Last month, TPG revealed its revenue for its half year ended 30 June 2022 posted steady growth as international travel and other COVID-19 restrictions eased during the period, after an increase in mobile and fixed wireless subscriber numbers.
In March, the CEPU slammed NBN Co's plan to upgrade customers on fibre-to-the-node (FTTN) to full fibre, calling it “another election promise that will go unmet,” in reference to the previous Liberal government.
Updated 6:30pm 8 September 2022: TPG Telecom provided the following statement:
"TPG Telecom remains committed to improving the terms and conditions for our frontline teams," a TPG spokesperson told CRN.

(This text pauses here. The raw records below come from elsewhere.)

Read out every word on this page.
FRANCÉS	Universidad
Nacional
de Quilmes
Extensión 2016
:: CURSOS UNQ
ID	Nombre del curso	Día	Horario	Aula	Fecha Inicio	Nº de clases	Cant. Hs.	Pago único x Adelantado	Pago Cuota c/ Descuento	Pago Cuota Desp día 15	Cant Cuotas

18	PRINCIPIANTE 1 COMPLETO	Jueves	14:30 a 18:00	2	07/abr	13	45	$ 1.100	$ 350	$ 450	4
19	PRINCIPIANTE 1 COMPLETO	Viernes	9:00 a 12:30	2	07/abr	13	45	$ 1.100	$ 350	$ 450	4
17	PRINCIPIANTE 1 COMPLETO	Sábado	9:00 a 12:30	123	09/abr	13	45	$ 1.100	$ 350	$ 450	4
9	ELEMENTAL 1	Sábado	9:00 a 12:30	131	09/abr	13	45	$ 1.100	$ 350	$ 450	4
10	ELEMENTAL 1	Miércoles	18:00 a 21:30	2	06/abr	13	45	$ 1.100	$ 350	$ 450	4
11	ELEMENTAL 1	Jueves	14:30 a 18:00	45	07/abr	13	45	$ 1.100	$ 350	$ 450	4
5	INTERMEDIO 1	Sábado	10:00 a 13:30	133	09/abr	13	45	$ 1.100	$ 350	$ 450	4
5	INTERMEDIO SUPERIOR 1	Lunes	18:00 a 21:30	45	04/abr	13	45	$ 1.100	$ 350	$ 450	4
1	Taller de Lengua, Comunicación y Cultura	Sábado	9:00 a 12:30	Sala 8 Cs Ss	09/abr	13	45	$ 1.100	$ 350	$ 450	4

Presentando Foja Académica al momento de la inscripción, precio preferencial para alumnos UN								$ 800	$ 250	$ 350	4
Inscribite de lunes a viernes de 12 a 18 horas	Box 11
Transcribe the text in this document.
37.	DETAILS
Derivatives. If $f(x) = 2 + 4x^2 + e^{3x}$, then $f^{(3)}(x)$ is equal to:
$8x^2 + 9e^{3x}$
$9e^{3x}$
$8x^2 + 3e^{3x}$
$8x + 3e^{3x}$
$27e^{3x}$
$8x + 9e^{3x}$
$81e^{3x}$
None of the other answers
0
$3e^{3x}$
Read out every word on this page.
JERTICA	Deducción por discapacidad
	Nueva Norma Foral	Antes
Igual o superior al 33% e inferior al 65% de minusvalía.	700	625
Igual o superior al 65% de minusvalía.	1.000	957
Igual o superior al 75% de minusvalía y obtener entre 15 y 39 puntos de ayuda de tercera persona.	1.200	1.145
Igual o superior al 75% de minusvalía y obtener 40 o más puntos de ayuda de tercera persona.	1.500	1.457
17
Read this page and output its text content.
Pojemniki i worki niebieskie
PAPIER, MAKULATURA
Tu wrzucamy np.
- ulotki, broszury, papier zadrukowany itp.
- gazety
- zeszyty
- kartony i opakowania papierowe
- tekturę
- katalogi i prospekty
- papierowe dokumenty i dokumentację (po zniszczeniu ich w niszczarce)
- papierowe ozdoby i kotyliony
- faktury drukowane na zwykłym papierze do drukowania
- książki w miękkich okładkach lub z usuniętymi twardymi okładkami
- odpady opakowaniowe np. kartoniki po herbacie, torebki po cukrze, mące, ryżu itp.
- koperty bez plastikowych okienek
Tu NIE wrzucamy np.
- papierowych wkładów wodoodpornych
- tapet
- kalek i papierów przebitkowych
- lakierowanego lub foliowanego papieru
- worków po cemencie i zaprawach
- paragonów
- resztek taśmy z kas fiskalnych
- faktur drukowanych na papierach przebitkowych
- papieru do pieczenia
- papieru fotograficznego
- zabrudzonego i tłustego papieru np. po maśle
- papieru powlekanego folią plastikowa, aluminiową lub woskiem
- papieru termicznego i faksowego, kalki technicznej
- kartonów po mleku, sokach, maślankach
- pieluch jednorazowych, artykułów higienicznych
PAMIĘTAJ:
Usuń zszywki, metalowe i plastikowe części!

"We have been in extensive bargaining and consultation with our people and bargaining representatives since late last year and continue to negotiate in good faith. These negotiations have involved the complex task of streamlining multiple industrial instruments into a proposed single EA, in the interests of our people and in line with our core value of “Simple's better”.
"TPG Telecom’s wage proposal for year one of the agreement is a guaranteed average of 4.5 percent (1.50 percent average increase on approval; 3 percent guaranteed increase at March 2023), plus a discretionary pool of further increases. The proposal also builds in a guaranteed 0.5 percent uplift on minimum super contributions."